One of the benefits of living in (near) London is the available transport links to otherwise tricky to reach places. From Weston it would take ages to visit my sister in Cambridge (just ask Seb and Dad…) but being close to London allows me to get to places fairly directly.
Seeing as Char and Al are moving fairly soon it seemed like a good time to head over and visit.
My absolute favourite thing to do in a new city (and seeing as it was too cold and grey to go punting) is to go up the highest tower I can find and see the city from above and in Cambridge this meant climbing the 123 steps of Great St. Mary’s Church tower.
It was quite the tight squeeze circling our way up the tower steps but thankfully the rain and cold had kept most people away and we ascended the tower without having to navigate past people descending!
Near the top of the tower live the church bells and these bells play a familiar tune – the Westminster Chimes. According to the little information panel by the bells the chimes were written for Great St.Mary’s Church and were known as the ‘Cambridge Quarters’ before being used as the chimes for Big Ben.
And after much huffing and puffing – the view from the top.
Now I’m not sure if I’m building some form of reputation, or if Char just wanted to show me that Cambridge can compete with London, but we visited a lot of museums whilst in Cambridge so the rest of this post should follow a familiar theme…
Starting with the biggest and best known we visited the beautiful Fitzwilliam Museum.
Housed within the Fitzwilliam Museum are, the near ubiquitous, Egyptian, Greek and Roman collections as well as a plethora of glass and ceramic artifacts but what stood out for me were the collections of arms and armour and, of course, the paintings.
The arms and armour display contained a full range of weapons from the brutal to the filigreed however the stars for me were a selection of beautifully appointed Italian and German flintlock and wheellock rifles. Upstairs the galleries of the Fitzwilliam Museum are dripping with works from the likes of Cezanne, Monet and Degas however my favourite was actually Armistice Night by William Nicholson – certainly worth a look if you’re visiting Cambridge!

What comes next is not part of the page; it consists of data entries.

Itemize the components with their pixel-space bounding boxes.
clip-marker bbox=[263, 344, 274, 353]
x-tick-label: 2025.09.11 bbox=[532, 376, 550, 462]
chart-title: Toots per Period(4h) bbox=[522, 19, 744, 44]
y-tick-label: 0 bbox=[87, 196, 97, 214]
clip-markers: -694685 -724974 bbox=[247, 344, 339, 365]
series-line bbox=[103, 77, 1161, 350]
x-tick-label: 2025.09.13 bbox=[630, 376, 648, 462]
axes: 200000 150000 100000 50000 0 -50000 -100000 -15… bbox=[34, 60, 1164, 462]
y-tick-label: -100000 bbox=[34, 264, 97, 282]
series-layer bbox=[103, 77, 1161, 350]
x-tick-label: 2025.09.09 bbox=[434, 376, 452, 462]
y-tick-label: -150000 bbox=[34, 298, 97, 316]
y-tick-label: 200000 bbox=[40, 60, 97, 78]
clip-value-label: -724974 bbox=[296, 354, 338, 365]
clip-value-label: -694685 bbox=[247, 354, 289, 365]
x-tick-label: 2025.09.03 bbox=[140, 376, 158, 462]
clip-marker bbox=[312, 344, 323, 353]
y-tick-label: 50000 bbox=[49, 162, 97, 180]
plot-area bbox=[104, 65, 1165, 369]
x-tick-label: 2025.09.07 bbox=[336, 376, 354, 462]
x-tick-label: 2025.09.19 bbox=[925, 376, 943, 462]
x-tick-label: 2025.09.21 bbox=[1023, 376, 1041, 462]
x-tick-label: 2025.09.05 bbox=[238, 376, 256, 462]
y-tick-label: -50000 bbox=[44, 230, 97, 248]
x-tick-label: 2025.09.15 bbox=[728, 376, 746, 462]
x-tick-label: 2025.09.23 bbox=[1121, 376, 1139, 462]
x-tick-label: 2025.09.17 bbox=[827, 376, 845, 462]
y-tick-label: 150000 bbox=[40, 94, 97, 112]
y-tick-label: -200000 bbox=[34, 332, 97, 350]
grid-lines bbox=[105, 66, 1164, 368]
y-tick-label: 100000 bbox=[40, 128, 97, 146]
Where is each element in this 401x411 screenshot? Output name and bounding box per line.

There are quite a few museums packed in to the centre of Cambridge but with the Polar and Zoology museums closed whilst I was visiting this left the Museum of Archaeology & Anthropology and the Sedgwick Museum at the top of our visit list.

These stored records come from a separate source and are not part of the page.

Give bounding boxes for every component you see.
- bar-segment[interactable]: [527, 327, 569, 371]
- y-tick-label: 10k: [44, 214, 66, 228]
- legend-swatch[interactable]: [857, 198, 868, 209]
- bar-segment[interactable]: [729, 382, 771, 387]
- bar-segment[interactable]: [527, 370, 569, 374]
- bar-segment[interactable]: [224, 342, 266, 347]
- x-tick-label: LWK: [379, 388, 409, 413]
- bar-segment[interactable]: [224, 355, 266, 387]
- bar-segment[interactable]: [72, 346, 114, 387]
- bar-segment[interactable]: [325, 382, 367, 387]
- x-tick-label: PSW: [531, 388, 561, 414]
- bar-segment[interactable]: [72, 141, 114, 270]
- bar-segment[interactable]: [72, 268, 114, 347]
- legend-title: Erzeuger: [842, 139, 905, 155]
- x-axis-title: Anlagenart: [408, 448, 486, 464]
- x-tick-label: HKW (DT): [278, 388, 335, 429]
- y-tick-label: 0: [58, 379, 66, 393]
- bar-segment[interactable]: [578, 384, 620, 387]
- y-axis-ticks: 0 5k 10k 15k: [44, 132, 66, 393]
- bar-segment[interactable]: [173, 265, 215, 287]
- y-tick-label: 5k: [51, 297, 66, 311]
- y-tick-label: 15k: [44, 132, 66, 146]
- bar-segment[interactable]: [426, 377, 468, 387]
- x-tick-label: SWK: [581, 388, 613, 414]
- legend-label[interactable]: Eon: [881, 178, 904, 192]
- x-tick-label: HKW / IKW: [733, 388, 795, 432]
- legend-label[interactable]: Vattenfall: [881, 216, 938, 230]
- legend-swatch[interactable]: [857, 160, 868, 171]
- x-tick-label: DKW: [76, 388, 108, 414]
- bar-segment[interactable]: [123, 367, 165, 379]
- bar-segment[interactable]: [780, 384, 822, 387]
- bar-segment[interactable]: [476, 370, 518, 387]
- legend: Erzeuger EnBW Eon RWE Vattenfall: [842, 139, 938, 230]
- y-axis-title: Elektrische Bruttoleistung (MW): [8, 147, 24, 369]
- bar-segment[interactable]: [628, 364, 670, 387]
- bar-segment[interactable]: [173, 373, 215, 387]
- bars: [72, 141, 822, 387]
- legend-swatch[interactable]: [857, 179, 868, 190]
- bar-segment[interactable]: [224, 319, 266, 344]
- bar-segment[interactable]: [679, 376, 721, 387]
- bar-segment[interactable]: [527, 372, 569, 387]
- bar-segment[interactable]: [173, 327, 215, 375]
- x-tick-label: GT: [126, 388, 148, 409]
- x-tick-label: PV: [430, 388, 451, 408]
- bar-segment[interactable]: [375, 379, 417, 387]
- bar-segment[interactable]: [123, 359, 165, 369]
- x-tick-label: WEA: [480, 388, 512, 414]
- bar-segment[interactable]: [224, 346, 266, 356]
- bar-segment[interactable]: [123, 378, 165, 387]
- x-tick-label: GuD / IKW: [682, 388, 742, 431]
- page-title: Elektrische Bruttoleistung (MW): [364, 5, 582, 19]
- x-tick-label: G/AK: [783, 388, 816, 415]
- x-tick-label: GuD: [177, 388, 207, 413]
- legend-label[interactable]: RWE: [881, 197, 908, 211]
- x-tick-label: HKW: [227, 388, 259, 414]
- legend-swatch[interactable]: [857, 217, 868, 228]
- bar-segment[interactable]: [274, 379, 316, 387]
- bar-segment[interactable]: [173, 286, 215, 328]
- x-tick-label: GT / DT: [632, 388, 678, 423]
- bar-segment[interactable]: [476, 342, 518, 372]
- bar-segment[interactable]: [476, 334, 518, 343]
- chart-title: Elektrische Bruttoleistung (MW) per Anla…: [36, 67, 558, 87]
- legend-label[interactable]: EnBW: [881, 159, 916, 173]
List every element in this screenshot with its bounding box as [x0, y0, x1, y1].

The Museum of Archaeology and Anthropology housed quite the surprise on the second floor (you may be able to spot them in the above photo) – a 26 foot tall (8 metre) Maori Flagpole and a 43 foot tall (13 metre) totem pole.
This flag pole is apparently the only one of its kind outside of New Zealand and was installed in December 2008 – there’s a nice little story about it on the museum’s website although unfortunately the pictures don’t work anymore!
After exploring Maudslay Hall a little more (the actual name of the room just about containing the totem pole) we headed on over to our last destination – the Sedgwick Museum of Earth Sciences.
The museum contains a massive collection of rock samples ranging all the way from precious stones and minerals through to meteorites and stones used for building! Not to be outdone by the young upstart museums cluttering Cambridge (the Sedgwick Museum is the oldest museum in Cambridge having been established in 1728 as the Woodwardian Museum don’t you know?) the museum boasts a collection to rival the paintings of the Fitzwilliam – the ‘Beagle’ Collection. Now the Beagle collection is something special – this is the collection of rocks (and the occasional fossil) that Darwin himself collected when he traveled aboard HMS Beagle. Darwin had boarded HMS Beagle as a geologist and 5 years later disembarked, well, still a geologist – it was another 20 years before On the Origin of Species was published.
Having exhausted ourselves before Cambridge’s supply of museums we called time on our visits and headed back to finish the stupid puzzle we’d started a few evenings earlier. I’m not getting them a puzzle for Christmas again unless I can guarantee I don’t have to do it – especially not when I picked this photo to make it from!